Iran protests: Why they are an outrage at neoliberalism
The streets of Iranian cities were occupied for almost a week this January. The unrest - the widest scale of its kind since the disputed presidential election in 2009 - initially began over price rises and corruption but protests have since moved to wider anti-government sentiment.
This might not be surprising for the people who follow Iranian politics. The Iranian regime is well known for being repressive and brutal in its suppression of dissidents and this is not the first time Iranian people have taken to streets to defy theocracy. The protests began in Mashhad over Iran's weak economy and a jump in food prices and have expanded to several cities, with some protesters chanting against the government and the supreme leader, Ayatollah Ali Khamenei. They are different from the large-scale protests of the 2009 Green Movement. These protests are by and large taking place in cities, towns, and villages that have been on the margins of Iranian politics.
The fundamental difference between the recent protests and the Green Movement relates to one classic concept: class. The main driving factor of the nationwide protests in Iran is the economy. International sanctions and economic mismanagement have resulted in a dire situation in which the cost of living is extremely high, unemployment remains rampant, and economic inequality is not only widening, but also being flaunted by the rich. When the government announced recent price increases and released an austere budget bill, it ignited at-times violent protests that spread rapidly to dozens of cities nationwide.

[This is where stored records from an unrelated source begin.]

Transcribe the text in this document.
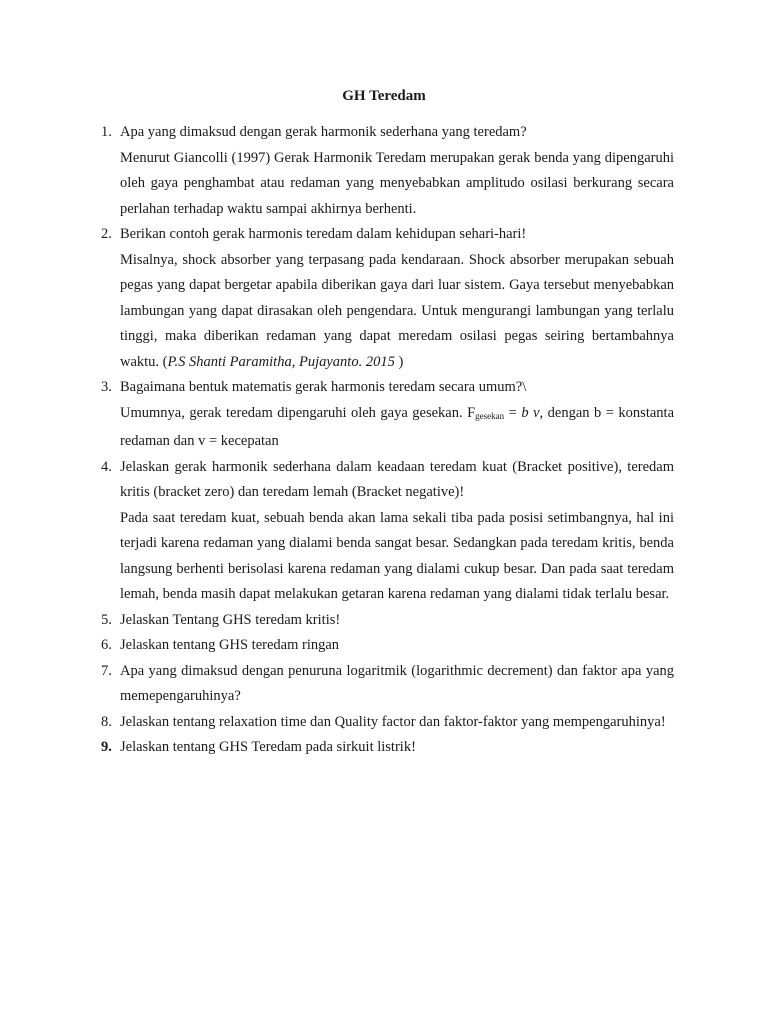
GH Teredam
1. Apa yang dimaksud dengan gerak harmonik sederhana yang teredam?
Menurut Giancolli (1997) Gerak Harmonik Teredam merupakan gerak benda yang dipengaruhi oleh gaya penghambat atau redaman yang menyebabkan amplitudo osilasi berkurang secara perlahan terhadap waktu sampai akhirnya berhenti.
2. Berikan contoh gerak harmonis teredam dalam kehidupan sehari-hari!
Misalnya, shock absorber yang terpasang pada kendaraan. Shock absorber merupakan sebuah pegas yang dapat bergetar apabila diberikan gaya dari luar sistem. Gaya tersebut menyebabkan lambungan yang dapat dirasakan oleh pengendara. Untuk mengurangi lambungan yang terlalu tinggi, maka diberikan redaman yang dapat meredam osilasi pegas seiring bertambahnya waktu. (P.S Shanti Paramitha, Pujayanto. 2015 )
3. Bagaimana bentuk matematis gerak harmonis teredam secara umum?\
Umumnya, gerak teredam dipengaruhi oleh gaya gesekan. $F_{gesekan} = b$ v, dengan b = konstanta redaman dan v = kecepatan
4. Jelaskan gerak harmonik sederhana dalam keadaan teredam kuat (Bracket positive), teredam kritis (bracket zero) dan teredam lemah (Bracket negative)!
Pada saat teredam kuat, sebuah benda akan lama sekali tiba pada posisi setimbangnya, hal ini terjadi karena redaman yang dialami benda sangat besar. Sedangkan pada teredam kritis, benda langsung berhenti berisolasi karena redaman yang dialami cukup besar. Dan pada saat teredam lemah, benda masih dapat melakukan getaran karena redaman yang dialami tidak terlalu besar.
5. Jelaskan Tentang GHS teredam kritis!
6. Jelaskan tentang GHS teredam ringan
7. Apa yang dimaksud dengan penuruna logaritmik (logarithmic decrement) dan faktor apa yang memepengaruhinya?
8. Jelaskan tentang relaxation time dan Quality factor dan faktor-faktor yang mempengaruhinya!
9. Jelaskan tentang GHS Teredam pada sirkuit listrik!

Rouhani’s neoliberal economic policies have had a negative effect on the working class. The current protests are the result of years of enormous economic pressure on the poor. In the West, it is commonly accepted that the international sanctions are the cause of the impoverishment of Iranians. But relying on external factors solely cannot sufficiently explain why the Iranians have experienced so much economic deterioration. What has been absent in outside analyses of the economic and political situation in Iran, especially by the leftists in the West, is a comprehensive appraisal of the current administration’s economic agenda.
Rouhani’s administration was successful in reaching an agreement with P5+1 but the promised economic growth was never realized. Although Iran has a generally low rate of poverty, 4.7 percent in 2016-17, unemployment, particularly for youth and women, is above 30 percent. Corruption and manipulation of the market (especially the foreign currency market) have helped the rich to find profitable businesses in importing Porsches and Maseratis. The poor have become poorer and any call for redistribution of wealth is harshly suppressed. Rouhani has been merciless in suppressing the unions and imprisoning labor activists.

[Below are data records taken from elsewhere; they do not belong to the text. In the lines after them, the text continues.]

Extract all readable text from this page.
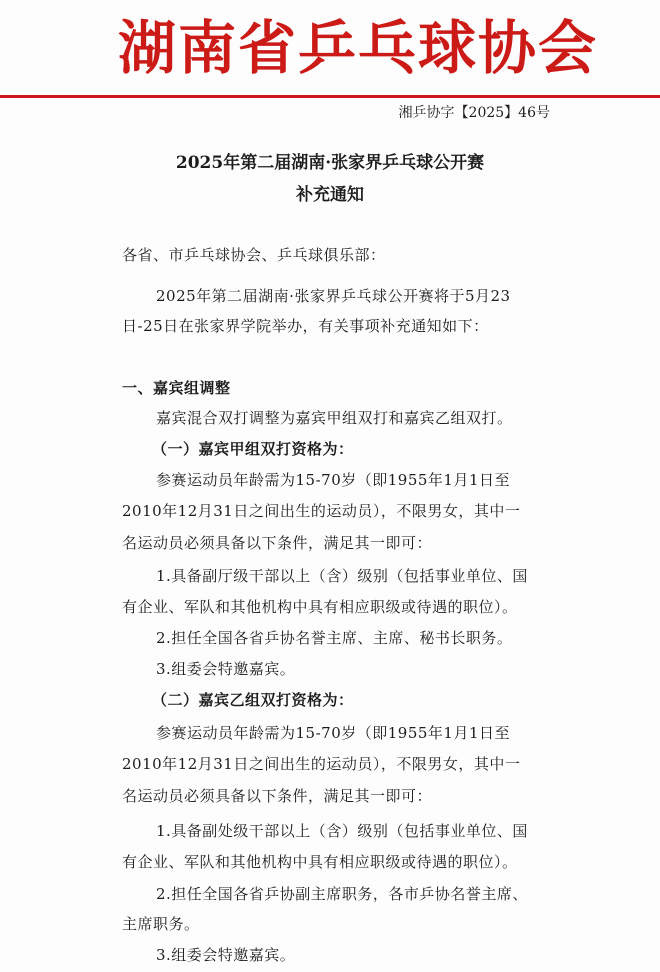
湖南省乒乓球协会
湘乒协字【2025】46号
2025年第二届湖南·张家界乒乓球公开赛
补充通知
各省、市乒乓球协会、乒乓球俱乐部：
2025年第二届湖南·张家界乒乓球公开赛将于5月23
日-25日在张家界学院举办，有关事项补充通知如下：
一、嘉宾组调整
嘉宾混合双打调整为嘉宾甲组双打和嘉宾乙组双打。
（一）嘉宾甲组双打资格为：
参赛运动员年龄需为15-70岁（即1955年1月1日至
2010年12月31日之间出生的运动员），不限男女，其中一
名运动员必须具备以下条件，满足其一即可：
1.具备副厅级干部以上（含）级别（包括事业单位、国
有企业、军队和其他机构中具有相应职级或待遇的职位）。
2.担任全国各省乒协名誉主席、主席、秘书长职务。
3.组委会特邀嘉宾。
（二）嘉宾乙组双打资格为：
参赛运动员年龄需为15-70岁（即1955年1月1日至
2010年12月31日之间出生的运动员），不限男女，其中一
名运动员必须具备以下条件，满足其一即可：
1.具备副处级干部以上（含）级别（包括事业单位、国
有企业、军队和其他机构中具有相应职级或待遇的职位）。
2.担任全国各省乒协副主席职务，各市乒协名誉主席、
主席职务。
3.组委会特邀嘉宾。
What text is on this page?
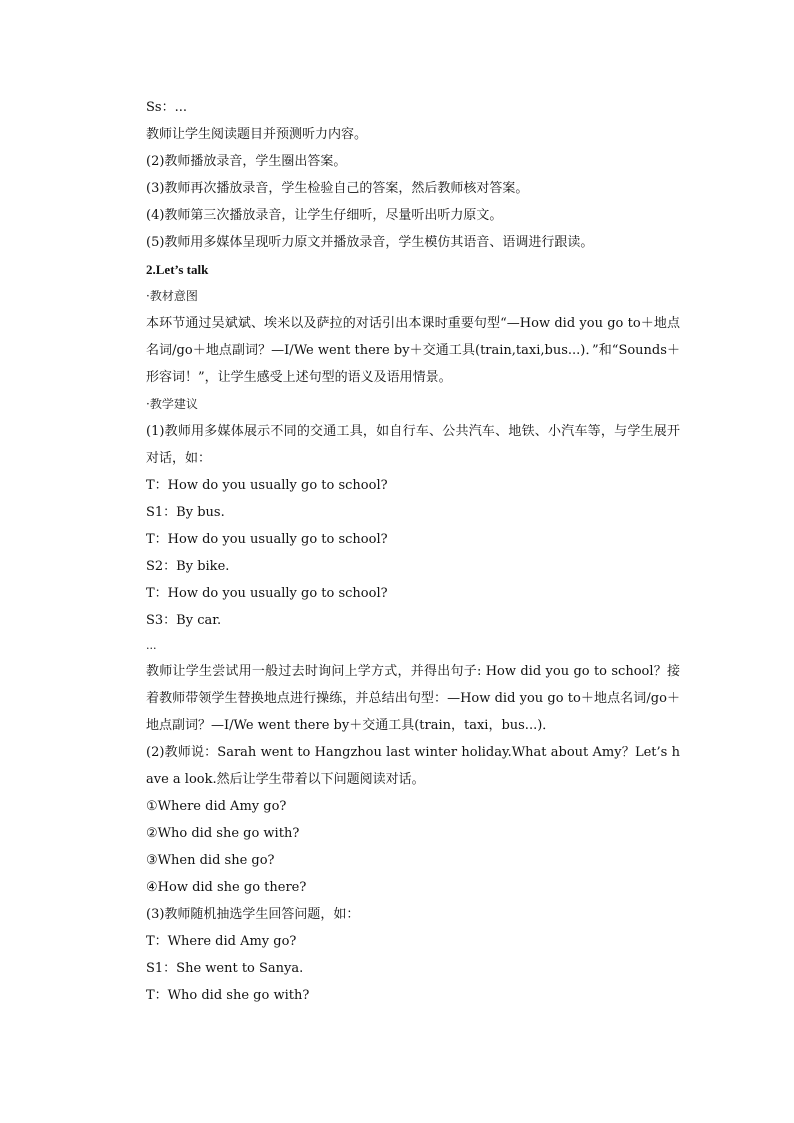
Ss：...
教师让学生阅读题目并预测听力内容。
(2)教师播放录音，学生圈出答案。
(3)教师再次播放录音，学生检验自己的答案，然后教师核对答案。
(4)教师第三次播放录音，让学生仔细听，尽量听出听力原文。
(5)教师用多媒体呈现听力原文并播放录音，学生模仿其语音、语调进行跟读。
2.Let’s talk
·教材意图
本环节通过吴斌斌、埃米以及萨拉的对话引出本课时重要句型“—How did you go to＋地点名词/go＋地点副词？—I/We went there by＋交通工具(train,taxi,bus...)．”和“Sounds＋形容词！”，让学生感受上述句型的语义及语用情景。
·教学建议
(1)教师用多媒体展示不同的交通工具，如自行车、公共汽车、地铁、小汽车等，与学生展开对话，如：
T：How do you usually go to school?
S1：By bus.
T：How do you usually go to school?
S2：By bike.
T：How do you usually go to school?
S3：By car.
...
教师让学生尝试用一般过去时询问上学方式，并得出句子: How did you go to school？接着教师带领学生替换地点进行操练，并总结出句型：—How did you go to＋地点名词/go＋地点副词？—I/We went there by＋交通工具(train，taxi，bus...)．
(2)教师说：Sarah went to Hangzhou last winter holiday.What about Amy？Let’s have a look.然后让学生带着以下问题阅读对话。
①Where did Amy go?
②Who did she go with?
③When did she go?
④How did she go there?
(3)教师随机抽选学生回答问题，如：
T：Where did Amy go?
S1：She went to Sanya.
T：Who did she go with?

Protesters in Iran have expressed outrage at economic conditions, a testament to a failed domestic agenda of neoliberalism and privatization. At least three demonstrators believed to have been killed in custody amid violent crackdown and 21 people died after violent clashes between protesters and security guards during more than a week of demonstrations. More than 1,000 people, including at least 90 students, were arrested. No matter how far the unrest develops and no matter what the consequences are, a new era has begun in Iran.
The writer prefers to remain anonymous due to security pressures.